エピソード91:固めの盃、深淵の視線
いつもご愛読いただきありがとうございます。
ついに執り行われる、ナバールとエイルの「婚姻の儀」。
純白の衣装に身を包んだエイルの美しさに聖堂が沸く中、ナバールの視線は一人の「裏切り者」に向けられていました。
祝福と殺意が交錯する、緊迫の式典が幕を開けます。
城内の聖堂。
そこには選りすぐられた有力貴族、騎士団幹部、そしてナバールの家族たちが集まっていた。
国を挙げた披露宴は、平和を取り戻した後に。
今日は法的に、そして儀式的に二人の魂を固める「婚姻の儀」が執り行われる。
聖堂の重厚な扉が開く。
現れたエイルの姿に、参列者からため息が漏れた。
ドラグーン王国の伝統的な純白の花嫁衣装に身を包んだ彼女は、いつも油や煤に汚れていた姿が嘘のように輝いている。
日焼けした健康的な肌が白地の布に温かく映え、ピンクの癖っ毛がベールの下で初々しく跳ねていた。
俺は彼女の手を取り、静まり返ったバージンロードを歩き出す。
祝福の拍手の中、俺の目は最前列に座る一人の男を捉えた。
カリオーテ公爵。
この国で最大級の領地を持ち、先代アラン王の時代から「純血」を信奉してきた保守派の筆頭。そして、かつて王位を争った俺の伯父、魔王ヴェルガーを国王に推していた男だ。
(カリオーテ……。お前が伯父上と繋がっているのは分かっている。今はわざと泳がせているだけだ。必ずその罪、償わせてやる)
父上が亡くなったあの襲撃さえ、こいつが手引きしたのかもしれない。
怒りで拳が震えそうになるのを、エイルの柔らかい手の感触が押し止めてくれた。
祭壇の前。証人として控えるのは、銀髪の美女の姿をしたセト様だ。
カリオーテら純血派の貴族たちは、伝説の守護竜が「混血の王」と「ドワーフの娘」を認めている現実に、沈黙を守るしかなかった。
セト様が、凛とした声で問いかける。
『ナバールよ、エイルよ。お主らの魂は、例え世界が裂けようとも一つであることを誓うか?』
「誓います」
「……アタイも、誓うよ」
指輪を交換し、正式に俺たちは夫婦となった。
儀式が終わると、参列した貴族たちが祝辞に訪れる。そして、ついにカリオーテが目の前に立った。

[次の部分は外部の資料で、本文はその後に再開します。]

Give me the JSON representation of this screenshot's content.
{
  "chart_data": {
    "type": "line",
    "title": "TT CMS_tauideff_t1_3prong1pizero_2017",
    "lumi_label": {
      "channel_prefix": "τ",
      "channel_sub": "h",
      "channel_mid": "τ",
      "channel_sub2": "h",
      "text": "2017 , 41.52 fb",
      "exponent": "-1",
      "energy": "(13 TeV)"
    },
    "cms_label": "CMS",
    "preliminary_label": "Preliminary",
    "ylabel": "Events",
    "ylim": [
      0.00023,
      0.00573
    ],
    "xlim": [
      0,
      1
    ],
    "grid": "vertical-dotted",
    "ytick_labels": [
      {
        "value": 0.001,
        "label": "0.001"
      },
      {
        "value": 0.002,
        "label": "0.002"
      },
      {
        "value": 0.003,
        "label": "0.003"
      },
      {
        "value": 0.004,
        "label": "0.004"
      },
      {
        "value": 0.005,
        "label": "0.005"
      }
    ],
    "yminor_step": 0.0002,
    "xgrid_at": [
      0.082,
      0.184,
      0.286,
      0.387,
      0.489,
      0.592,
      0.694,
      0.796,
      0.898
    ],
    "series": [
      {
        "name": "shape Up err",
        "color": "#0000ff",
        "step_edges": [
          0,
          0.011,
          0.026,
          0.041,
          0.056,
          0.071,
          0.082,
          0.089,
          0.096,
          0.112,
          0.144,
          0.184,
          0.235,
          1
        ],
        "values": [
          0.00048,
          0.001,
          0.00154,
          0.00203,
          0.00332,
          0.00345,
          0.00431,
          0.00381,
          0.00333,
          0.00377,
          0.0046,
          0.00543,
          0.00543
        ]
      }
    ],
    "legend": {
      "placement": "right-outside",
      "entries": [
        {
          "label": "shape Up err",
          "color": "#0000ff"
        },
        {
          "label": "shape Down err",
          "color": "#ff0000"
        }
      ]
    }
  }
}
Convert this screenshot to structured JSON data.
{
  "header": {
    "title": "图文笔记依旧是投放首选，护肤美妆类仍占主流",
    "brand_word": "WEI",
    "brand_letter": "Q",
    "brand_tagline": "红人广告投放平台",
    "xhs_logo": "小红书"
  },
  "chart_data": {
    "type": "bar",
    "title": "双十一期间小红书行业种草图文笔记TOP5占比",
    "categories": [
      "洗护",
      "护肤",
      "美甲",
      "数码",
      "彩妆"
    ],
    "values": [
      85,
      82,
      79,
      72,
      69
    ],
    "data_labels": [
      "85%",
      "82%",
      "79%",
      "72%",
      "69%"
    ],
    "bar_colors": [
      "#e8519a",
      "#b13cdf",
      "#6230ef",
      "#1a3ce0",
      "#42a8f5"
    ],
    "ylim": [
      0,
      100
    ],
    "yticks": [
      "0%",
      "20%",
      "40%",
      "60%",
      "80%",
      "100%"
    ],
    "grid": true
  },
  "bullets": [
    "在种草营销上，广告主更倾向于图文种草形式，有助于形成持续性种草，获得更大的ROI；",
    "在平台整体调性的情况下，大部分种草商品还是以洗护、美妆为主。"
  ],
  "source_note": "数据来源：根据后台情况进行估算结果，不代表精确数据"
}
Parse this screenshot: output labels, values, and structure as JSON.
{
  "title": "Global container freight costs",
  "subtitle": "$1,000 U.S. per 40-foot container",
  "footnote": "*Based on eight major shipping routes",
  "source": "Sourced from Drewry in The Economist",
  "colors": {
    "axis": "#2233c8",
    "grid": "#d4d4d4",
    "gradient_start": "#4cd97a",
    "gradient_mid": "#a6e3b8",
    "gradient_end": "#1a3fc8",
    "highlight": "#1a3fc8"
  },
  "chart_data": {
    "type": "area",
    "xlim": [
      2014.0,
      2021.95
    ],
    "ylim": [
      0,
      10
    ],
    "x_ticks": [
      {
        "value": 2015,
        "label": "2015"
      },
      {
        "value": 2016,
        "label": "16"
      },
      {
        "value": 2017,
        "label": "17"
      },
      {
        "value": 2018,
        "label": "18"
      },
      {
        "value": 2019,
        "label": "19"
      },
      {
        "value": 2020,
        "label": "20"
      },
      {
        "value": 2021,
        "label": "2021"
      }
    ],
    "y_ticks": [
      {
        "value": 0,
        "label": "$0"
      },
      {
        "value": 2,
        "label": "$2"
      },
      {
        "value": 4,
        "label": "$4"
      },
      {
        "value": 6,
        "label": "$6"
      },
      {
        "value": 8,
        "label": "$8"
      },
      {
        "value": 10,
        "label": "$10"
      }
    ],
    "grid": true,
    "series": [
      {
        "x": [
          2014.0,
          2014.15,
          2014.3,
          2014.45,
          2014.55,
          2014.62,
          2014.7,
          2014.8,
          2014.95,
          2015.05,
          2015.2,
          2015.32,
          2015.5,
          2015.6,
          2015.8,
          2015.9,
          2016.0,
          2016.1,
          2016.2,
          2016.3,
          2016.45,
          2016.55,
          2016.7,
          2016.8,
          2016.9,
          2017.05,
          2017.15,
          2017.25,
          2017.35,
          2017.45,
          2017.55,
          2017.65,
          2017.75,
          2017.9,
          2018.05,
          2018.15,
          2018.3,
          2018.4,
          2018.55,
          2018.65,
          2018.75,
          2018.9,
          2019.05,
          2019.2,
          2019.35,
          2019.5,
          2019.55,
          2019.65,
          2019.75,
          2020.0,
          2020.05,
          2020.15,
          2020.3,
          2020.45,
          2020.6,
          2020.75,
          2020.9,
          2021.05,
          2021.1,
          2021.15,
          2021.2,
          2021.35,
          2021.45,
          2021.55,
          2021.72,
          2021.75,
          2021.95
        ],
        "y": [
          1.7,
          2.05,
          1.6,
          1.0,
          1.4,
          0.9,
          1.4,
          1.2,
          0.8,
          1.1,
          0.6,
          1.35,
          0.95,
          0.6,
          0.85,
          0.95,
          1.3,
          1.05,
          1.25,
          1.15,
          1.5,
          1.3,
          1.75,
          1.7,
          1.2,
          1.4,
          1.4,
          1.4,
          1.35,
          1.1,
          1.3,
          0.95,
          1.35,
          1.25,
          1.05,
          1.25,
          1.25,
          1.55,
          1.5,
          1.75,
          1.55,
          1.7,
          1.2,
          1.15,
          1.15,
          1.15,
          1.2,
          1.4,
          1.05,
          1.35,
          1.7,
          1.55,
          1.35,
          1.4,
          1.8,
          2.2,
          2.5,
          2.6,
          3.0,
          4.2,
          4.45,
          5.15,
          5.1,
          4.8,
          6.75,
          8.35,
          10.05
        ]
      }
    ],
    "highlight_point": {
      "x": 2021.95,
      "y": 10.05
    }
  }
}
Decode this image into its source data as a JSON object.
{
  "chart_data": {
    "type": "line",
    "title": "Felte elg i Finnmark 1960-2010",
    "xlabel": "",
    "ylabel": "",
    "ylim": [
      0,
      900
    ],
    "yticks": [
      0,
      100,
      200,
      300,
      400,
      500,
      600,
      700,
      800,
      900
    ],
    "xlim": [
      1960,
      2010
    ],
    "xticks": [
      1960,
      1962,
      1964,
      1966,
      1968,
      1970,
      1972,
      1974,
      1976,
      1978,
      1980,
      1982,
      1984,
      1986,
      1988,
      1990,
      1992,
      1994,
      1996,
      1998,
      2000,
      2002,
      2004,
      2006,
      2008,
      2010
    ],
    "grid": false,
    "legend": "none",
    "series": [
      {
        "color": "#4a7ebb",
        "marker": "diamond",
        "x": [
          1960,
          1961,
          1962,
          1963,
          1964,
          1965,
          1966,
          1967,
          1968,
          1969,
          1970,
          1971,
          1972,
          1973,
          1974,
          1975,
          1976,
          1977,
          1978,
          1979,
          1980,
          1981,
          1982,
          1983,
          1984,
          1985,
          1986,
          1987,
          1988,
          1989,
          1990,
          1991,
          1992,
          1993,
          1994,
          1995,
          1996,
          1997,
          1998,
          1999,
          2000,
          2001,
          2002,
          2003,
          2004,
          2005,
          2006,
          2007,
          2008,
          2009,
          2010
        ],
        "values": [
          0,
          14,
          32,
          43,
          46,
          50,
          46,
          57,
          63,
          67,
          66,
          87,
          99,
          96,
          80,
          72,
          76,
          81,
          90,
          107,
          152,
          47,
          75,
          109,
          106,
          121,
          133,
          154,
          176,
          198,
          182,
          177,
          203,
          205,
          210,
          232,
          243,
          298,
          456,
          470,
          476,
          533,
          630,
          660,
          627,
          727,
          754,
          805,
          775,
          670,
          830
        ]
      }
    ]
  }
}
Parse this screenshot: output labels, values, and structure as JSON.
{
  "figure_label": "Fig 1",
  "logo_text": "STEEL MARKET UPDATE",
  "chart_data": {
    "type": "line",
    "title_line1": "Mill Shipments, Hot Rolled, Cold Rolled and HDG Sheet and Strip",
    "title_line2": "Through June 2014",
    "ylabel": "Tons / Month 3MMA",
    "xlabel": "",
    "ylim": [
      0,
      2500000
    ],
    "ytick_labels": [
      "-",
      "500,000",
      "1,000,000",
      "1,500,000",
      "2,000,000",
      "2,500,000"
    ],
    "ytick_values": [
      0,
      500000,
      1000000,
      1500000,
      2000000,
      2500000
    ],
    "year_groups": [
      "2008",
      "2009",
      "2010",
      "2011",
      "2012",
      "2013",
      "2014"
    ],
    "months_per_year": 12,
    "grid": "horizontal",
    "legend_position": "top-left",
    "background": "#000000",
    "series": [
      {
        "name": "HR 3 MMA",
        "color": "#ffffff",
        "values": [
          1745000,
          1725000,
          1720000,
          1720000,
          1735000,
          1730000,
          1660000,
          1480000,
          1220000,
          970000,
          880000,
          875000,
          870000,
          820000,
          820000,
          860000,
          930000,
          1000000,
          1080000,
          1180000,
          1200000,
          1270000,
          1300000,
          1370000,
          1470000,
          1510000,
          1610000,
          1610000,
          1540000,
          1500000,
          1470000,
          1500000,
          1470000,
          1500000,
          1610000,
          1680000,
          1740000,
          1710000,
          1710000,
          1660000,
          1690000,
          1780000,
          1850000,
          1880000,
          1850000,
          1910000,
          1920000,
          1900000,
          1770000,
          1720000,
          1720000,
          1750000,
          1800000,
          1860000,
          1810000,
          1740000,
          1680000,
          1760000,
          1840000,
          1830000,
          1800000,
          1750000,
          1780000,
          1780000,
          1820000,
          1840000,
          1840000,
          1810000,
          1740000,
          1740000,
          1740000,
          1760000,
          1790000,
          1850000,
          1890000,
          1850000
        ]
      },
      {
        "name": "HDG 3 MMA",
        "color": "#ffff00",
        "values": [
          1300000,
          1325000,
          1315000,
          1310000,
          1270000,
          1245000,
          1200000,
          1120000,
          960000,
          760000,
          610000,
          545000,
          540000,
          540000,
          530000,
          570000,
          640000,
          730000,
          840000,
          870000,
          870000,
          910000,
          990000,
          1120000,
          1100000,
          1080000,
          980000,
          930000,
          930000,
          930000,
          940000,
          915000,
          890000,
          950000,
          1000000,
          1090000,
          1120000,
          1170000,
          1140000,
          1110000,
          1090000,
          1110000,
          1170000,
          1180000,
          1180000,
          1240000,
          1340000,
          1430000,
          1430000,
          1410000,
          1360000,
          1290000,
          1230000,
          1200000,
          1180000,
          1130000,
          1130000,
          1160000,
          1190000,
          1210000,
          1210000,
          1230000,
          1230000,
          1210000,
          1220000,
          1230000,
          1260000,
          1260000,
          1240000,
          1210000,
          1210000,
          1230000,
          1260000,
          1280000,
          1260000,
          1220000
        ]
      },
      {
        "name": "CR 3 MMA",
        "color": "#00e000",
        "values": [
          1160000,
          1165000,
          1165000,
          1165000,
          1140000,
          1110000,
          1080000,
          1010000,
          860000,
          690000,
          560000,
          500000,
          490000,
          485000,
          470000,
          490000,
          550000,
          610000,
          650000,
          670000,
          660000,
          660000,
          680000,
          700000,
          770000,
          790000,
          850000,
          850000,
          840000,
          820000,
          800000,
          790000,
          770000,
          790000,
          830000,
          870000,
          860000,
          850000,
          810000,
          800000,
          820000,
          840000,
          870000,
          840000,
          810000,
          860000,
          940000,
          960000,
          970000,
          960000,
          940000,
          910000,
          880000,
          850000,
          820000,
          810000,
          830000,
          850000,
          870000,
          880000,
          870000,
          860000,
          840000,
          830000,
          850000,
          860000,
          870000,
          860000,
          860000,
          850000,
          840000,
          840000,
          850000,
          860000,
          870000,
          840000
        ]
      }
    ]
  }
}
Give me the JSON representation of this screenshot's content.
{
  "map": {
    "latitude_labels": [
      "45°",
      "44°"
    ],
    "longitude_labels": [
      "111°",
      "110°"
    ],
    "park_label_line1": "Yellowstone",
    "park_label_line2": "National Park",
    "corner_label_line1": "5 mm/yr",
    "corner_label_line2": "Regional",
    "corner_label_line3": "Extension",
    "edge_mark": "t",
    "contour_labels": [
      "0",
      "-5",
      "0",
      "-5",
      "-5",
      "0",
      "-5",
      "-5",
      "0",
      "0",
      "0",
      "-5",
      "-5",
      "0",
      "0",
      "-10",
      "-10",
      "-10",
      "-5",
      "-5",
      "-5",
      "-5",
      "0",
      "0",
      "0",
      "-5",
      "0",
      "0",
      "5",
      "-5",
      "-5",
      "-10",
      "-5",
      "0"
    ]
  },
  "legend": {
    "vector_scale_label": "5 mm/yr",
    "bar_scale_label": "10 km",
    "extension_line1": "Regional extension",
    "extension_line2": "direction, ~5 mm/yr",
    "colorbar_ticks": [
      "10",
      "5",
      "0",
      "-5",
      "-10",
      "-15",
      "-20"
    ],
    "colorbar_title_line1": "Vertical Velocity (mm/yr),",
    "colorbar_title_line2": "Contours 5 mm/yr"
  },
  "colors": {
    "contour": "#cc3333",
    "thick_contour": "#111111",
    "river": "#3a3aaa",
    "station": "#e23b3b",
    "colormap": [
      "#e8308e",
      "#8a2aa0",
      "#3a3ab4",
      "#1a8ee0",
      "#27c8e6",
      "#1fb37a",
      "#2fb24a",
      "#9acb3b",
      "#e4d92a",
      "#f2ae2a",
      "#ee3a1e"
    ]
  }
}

「ナバール陛下、そしてエイル様。此度は誠におめでとうございます……」
慇懃に頭を下げるカリオーテ。しかし、その細い瞳には祝福の色など微塵もなかった。
「ドワーフの妃とは、いかにも陛下らしい……『混じり合った』選択ですな。ヴェルガー様がここにおいでなら、さぞ驚愕されたことでしょう」
祝辞を装い、あえて魔王の名を出す明白な挑発。
隣でエイルが僅かに身を固くした。俺は彼女の肩を強く抱き寄せ、不敵な笑みで跳ね返した。
「公爵、ありがとう。……伯父上が驚くのは、これからだよ。俺たちは『混じり合う』ことで、お前たちが決して到達できなかった力を見せる。せいぜい特等席で見守っていてくれ」
「……フフ、楽しみにしておりますよ」
彼は不気味な笑みを残して立ち去った。
アイリス様とエドルが、背後から冷たい視線で彼の背中を射抜いている。
俺とエイルはバルコニーへと進み出た。
外では、俺たちを一目見ようと集まった国民が、爆発的な歓声で迎えてくれる。
歓喜に沸く国民と、その背後で冷ややかに俺たちの背中を睨む裏切り者の影。
俺はエイルの手を握る力を込め、同時に腰の剣の柄を強く意識した。
「幸せ」と「復讐」と「裏切り」が混ざり合った、嵐の前の静寂。
俺たちの本当の戦いは、ここから始まるんだ。
最後までお読みいただきありがとうございました。
晴れて夫婦となった二人ですが、やはり一筋縄ではいかないのがドラグーン王宮。
内通者カリオーテ公爵の不気味な影が、幸せな時間に冷たい風を吹き込みます。
ナバールの「特等席で見守れ」という言葉に込めた覚悟、皆様に届いていれば嬉しいです。